Als Napoleon auf den Plan trat in Bayern, hatten Frankreich und Österreich sich seit 1792 mit ihren jeweiligen Verbündeten in den Koalitionskriegen bekriegt – in Oberitalien wie in Süddeutschland.

Bayrische Landesausstellung 2015. Foto: Haus der Bayerischen Geschichte
Tausende bayrische Soldaten starben in Napoleons Russlandfeldzug.
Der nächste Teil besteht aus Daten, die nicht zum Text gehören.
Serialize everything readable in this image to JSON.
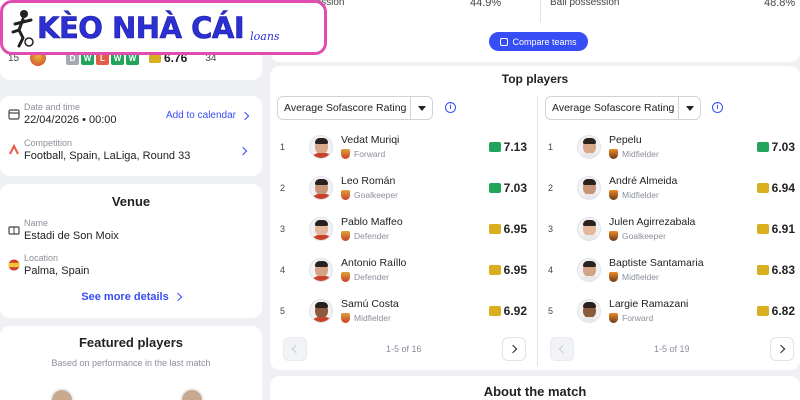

Foto: Haus der Bayerischen Geschichte

Das Bayerngrab

Der Preis war ein gewaltiger Blutzoll und finanzielle Leistungen, die das Land an den Rand des Staatsbankrotts führten. Wendepunkt wurde der Russlandfeldzug.

Von den rund 30.000 bayeri­schen Soldaten kehrten nur wenige heim. Nachdem Hunger und Krankheiten sie bereits auf 9.000 Mann reduziert hatte, kam es vom 16. bis 18. August 1812 bei Polozk kam es zum großen Gefecht. Als „Bayerngrab“ ging der Ort die Geschichte ein.

Ein Großteil der Soldaten fand hier den Tod. Auch der kommandierende General Erasmus von Deroy fiel bei Polozk. Einen Monat später begann der Rückzug.

Im letzten Augenblick wechselte Bayern erneut die Seiten und stand 1815 im Wiener Kongress auf der Sieger­seite. Am Ende blieb der Mythos Napoleon.

Das Rathaus von Augsburg. Foto: Regio Augsburg Tourismus
Das Rathaus von Augsburg. Foto: Regio Augsburg Tourismus

Die zertanzten Schuhe

Und Augsburg? Das hatte der Kaiser der Franzosen kurzerhand dem Bayern-König Max I. Joseph geschenkt. Elf Jahre später verschlug es Napoleons Stieftochter Hortense de Beauharnais in die ehemals freie Reichsstadt.

Sechs Jahre lang wohnte sie als „Herzogin von St. Leu“ in Heilig-Kreuz-Straße 26.
Ihren damals neunjährigen Sohn Charles Louis Napoleon ließ sie dort erst von Privatlehrern unterrichten.

Ostern 1821 wechselte er auf das Gymnasium bei St. Anna. Dort sind bis heute Briefe von ihm erhalten. Einer seiner Freunde wurde der spätere Militärarzt Ludwig Willhelm.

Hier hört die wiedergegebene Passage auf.